Il blitz in Banca Akros
Nel giorno in cui il Tar ha respinto la richiesta di Banco Bpm di annullare la sospensione per 30 giorni dell’Ops di Unicredit sull’istituto di Piazza Meda, è emersa la notizia dell’acquisizione di documenti effettuata dal Nucleo speciale di polizia valutaria della Gdf in Banca Akros la settimana scorsa, nell’ambito di un’indagine che la Procura di Milano starebbe conducendo su un presunto concerto in merito all’acquisto di azioni Mps. Al momento la Procura di Milano avrebbe iscritto nomi nel registro degli indagati e acquisito documenti da Banca Akros, senza tuttavia procedere a perquisizioni né formalizzare ipotesi di reato, sebbene si ipotizzino fattispecie come aggiotaggio o ostacolo alla vigilanza.
Nessun esposto di Unicredit
La mossa della procura, anticipata dal sito Lettera 43 e confermata all’Ansa da fonti giudiziarie, inizialmente era stata collegata a un esposto da parte di Unicredit. Ma un portavoce della banca ha precisato che Unicredit non ha presentato alcun esposto alla procura di Milano e neanche in relazione a Delfin e Caltagirone.

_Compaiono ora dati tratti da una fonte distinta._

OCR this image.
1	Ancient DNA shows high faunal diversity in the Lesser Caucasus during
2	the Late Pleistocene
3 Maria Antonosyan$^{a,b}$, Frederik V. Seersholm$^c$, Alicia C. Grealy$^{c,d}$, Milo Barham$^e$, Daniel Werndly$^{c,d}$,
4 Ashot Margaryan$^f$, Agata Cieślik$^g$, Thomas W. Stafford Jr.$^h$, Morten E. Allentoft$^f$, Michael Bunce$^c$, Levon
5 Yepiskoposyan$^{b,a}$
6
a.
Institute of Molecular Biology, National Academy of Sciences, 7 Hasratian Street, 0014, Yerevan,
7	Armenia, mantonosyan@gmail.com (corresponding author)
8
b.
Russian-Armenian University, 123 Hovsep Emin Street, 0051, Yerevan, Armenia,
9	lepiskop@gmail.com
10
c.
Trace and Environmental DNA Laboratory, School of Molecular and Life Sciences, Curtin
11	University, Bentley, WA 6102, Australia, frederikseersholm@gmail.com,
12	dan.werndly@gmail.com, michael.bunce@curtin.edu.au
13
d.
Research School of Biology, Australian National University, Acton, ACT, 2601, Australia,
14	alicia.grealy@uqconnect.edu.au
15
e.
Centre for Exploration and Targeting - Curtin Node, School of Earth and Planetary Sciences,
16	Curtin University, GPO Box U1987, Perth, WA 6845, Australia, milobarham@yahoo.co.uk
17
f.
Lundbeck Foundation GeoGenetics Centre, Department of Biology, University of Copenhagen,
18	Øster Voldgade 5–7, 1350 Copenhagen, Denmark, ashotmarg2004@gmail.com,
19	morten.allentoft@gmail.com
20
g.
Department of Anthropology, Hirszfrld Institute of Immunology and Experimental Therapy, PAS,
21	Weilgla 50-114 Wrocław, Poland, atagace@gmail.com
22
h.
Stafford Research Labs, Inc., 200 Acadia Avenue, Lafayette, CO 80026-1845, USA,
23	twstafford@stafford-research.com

L’intrigo sulla cessione del 15% di Mps era già finito all’onore della cronaca e il Financial Times aveva riferito a dicembre che i principali consulenti del Tesoro, UBS e Jefferies, sono stati messi da parte e a gestire il collocamento è stata Banca Akros e che nel giorno del collocamento UniCredit aveva cercato di acquistare una quota del 10% in Mps, ma la chiamata degli emissari di Orcel ad Akros non ha ricevuto risposta.
Tutto in 9 minuti
Nel mirino c’è l’operazione controversa che ha portato alla la cessione del 15% di Monte dei Paschi di Siena da parte del Tesoro. Bisogna quindi spostare indietro le lancette di esattamente sette mesi: 13 novembre 2024, quando via XX Settembre affidò a Banca Akros l’incarico di allocare il 15% di Monte dei Paschi di Siena che andò rispettivamente a Banco Bpm (5%), Caltagirone (3,5%), Delfin (3,5%) e Anima (3%). A seguito dell’operazione, la partecipazione detenuta dal Tesoro nel Monte dei Paschi scende dal 26,7% all’11,7% circa.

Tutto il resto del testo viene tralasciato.